A diferencia de la inercia que continúa signando a la terminación de la pista sintética de hockey, el club de aeromodelismo con que cuenta Ciego de Ávila mantiene saludable inquietud, a partir, sobre todo, de esa incansable manía que tienen sus, aproximadamente, 15 miembros, para no dejarse aplastar por nada.

Los propios miembros del club devienen fabricantes y mecánicos de sus aviones. Fotos: Pastor Batista Valdés

Fe de ello hay en la humildad con que gestionaron y lograron trasladar los entrenamientos de cada domingo para el llamado aeropuerto agrícola avileño, cuyas condiciones son mucho más propicias para esa actividad, en comparación con la pista de atletismo, ubicada en las cercanías de la Escuela de Iniciación Deportiva Escolar (EIDE) Marina Samuel Noble.

Aterrizado ahí el problema, a nadie hubiera extrañado que el club se concentrara más, entonces, en perfeccionar detalles técnicos y tácticos que se tornan indispensables no solo para realizar una excelente demostración de vuelo, sino, también, para imponerse en competencias.

Pero, sin renunciar a tal rutina, los aeromodelistas se han empeñado en rescatar las pistas que antaño tuvo ese deporte en un área próxima al cuerpo de guardabosques, en las afueras de la ciudad, donde la plaga de marabú terminó inutilizando un espacio cuyo esplendor había trascendido a escala nacional.

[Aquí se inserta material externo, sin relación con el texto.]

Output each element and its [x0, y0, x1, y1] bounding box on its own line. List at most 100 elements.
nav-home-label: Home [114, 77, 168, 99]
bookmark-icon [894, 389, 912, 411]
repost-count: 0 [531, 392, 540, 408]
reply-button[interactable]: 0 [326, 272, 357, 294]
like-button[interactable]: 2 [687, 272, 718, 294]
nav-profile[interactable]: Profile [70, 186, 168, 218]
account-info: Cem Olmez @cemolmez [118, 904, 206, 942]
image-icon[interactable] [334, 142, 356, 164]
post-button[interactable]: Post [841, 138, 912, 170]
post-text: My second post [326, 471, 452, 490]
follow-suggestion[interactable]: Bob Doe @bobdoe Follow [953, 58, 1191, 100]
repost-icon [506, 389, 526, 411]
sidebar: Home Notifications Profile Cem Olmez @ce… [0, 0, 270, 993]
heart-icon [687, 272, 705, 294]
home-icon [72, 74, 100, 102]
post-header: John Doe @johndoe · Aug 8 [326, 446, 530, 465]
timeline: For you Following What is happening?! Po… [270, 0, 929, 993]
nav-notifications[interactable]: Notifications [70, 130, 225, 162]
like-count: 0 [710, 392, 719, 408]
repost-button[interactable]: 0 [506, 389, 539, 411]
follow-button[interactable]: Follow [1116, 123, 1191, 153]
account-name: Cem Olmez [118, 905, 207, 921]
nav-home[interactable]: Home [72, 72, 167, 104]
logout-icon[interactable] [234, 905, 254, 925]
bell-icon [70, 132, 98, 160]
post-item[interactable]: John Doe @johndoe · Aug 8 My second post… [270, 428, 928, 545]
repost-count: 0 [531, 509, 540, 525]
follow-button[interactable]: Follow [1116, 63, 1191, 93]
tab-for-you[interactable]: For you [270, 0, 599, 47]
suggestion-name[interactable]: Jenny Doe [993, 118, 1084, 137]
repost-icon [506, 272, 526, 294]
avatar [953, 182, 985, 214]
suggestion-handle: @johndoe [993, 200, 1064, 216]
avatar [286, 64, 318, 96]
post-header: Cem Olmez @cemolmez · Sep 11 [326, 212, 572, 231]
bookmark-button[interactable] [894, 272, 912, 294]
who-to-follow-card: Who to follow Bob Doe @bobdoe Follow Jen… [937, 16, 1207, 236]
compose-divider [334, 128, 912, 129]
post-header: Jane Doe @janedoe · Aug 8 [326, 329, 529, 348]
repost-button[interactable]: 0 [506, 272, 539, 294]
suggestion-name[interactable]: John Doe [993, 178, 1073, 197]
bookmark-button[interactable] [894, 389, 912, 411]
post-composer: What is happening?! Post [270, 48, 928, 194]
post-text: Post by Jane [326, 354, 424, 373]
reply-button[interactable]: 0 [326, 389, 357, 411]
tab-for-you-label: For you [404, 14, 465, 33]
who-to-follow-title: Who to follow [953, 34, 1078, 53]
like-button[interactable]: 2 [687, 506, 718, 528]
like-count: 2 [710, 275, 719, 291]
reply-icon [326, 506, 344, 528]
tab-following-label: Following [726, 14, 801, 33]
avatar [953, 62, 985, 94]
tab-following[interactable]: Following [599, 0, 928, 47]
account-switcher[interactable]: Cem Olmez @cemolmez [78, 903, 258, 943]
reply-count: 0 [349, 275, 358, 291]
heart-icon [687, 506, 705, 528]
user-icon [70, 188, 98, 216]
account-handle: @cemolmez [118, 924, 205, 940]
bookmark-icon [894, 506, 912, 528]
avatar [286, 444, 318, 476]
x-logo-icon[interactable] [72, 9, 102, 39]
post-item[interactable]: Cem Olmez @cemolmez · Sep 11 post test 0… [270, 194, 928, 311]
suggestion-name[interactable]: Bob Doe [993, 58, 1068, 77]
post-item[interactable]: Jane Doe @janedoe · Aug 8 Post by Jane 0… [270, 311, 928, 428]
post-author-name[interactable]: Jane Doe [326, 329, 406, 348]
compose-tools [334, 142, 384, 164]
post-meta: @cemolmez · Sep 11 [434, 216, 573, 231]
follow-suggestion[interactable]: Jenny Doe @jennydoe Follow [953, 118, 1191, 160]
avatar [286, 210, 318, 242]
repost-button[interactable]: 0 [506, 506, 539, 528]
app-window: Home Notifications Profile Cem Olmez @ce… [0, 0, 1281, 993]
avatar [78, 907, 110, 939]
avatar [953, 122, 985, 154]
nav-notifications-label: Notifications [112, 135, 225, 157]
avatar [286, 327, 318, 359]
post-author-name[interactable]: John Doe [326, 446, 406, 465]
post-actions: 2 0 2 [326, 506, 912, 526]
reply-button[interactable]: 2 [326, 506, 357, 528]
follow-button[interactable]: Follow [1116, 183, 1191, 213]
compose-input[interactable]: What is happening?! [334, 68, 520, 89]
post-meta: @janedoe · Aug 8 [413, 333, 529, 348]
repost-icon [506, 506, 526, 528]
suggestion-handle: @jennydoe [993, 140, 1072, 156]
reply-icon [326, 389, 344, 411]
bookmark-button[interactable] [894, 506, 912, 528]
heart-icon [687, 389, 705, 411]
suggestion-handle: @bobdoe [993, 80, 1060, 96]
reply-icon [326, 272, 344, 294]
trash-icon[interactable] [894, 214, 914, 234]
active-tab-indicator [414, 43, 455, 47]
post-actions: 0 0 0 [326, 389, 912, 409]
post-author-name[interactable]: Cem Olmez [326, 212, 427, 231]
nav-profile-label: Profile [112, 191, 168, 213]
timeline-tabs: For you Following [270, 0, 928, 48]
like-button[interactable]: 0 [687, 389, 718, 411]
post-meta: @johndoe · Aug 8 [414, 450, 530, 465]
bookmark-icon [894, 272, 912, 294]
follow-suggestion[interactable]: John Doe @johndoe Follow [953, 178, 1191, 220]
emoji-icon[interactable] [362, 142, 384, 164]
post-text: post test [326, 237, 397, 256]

Por cierto, para demostrar la destreza alcanzada, incluso, en medio de adversidades, Ernesto Valdivia y Luis Villazón partirán este fin de semana hacia Florida, en territorio de Camagüey, donde representarán al club avileño en un encuentro que debe congregar al oriente del país, en la modalidad de radio control.

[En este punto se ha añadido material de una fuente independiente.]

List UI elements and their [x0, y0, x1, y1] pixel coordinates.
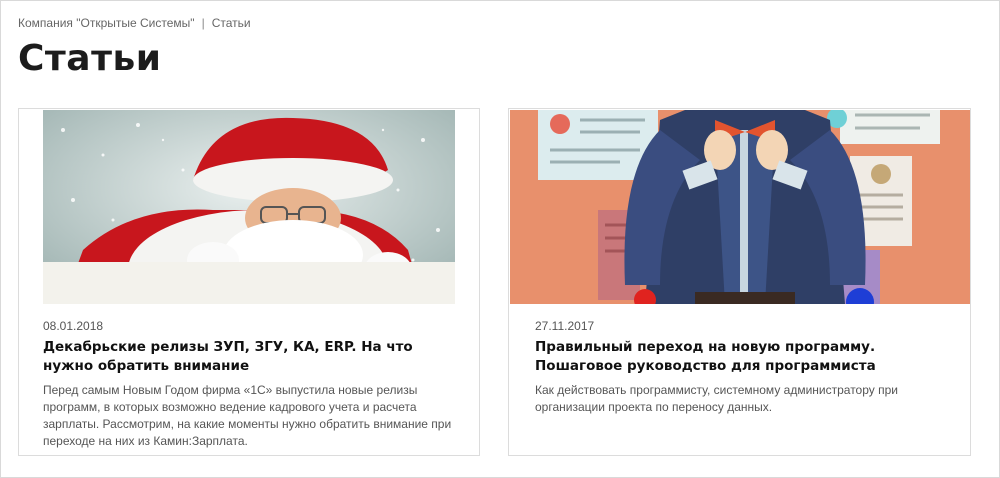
card-body: 08.01.2018 Декабрьские релизы ЗУП, ЗГУ, …: [43, 319, 453, 450]
breadcrumb: Компания "Открытые Системы" | Статьи: [18, 16, 251, 30]
article-card[interactable]: 27.11.2017 Правильный переход на новую п…: [508, 108, 971, 456]
card-excerpt: Как действовать программисту, системному…: [535, 383, 898, 414]
card-body: 27.11.2017 Правильный переход на новую п…: [535, 319, 955, 416]
breadcrumb-item-current: Статьи: [211, 16, 251, 30]
programmer-illustration-icon[interactable]: [510, 110, 970, 304]
card-date: 27.11.2017: [535, 319, 595, 333]
card-title-link[interactable]: Правильный переход на новую программу. П…: [535, 338, 955, 376]
card-date: 08.01.2018: [43, 319, 104, 333]
article-card[interactable]: 08.01.2018 Декабрьские релизы ЗУП, ЗГУ, …: [18, 108, 480, 456]
card-title-link[interactable]: Декабрьские релизы ЗУП, ЗГУ, КА, ERP. На…: [43, 338, 453, 376]
breadcrumb-item-company[interactable]: Компания "Открытые Системы": [18, 16, 195, 30]
santa-claus-illustration-icon[interactable]: [43, 110, 455, 304]
page-title: Статьи: [18, 38, 162, 79]
card-excerpt: Перед самым Новым Годом фирма «1С» выпус…: [43, 383, 452, 448]
breadcrumb-separator: |: [201, 16, 205, 30]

Aunque no participen directamente en las actividades del programa, otros aeromodelistas de Ciego de Ávila se proponen viajar hasta allí, para intercambiar, animar a sus colegas e incorporar nuevas experiencias.

Todo ello sirve de base para la competencia nacional, prevista para el mes de agosto, en Varadero, Matanzas, cuya convocatoria admite hasta tres miembros por cada modalidad.

El diseño y construcción de esas pequeñas aeronaves corre a cuenta de los propios miembros del club, con recursos adquiridos en dependencia de las posibilidades de cada quien, incluido el diminuto motor, por lo general, traído del exterior.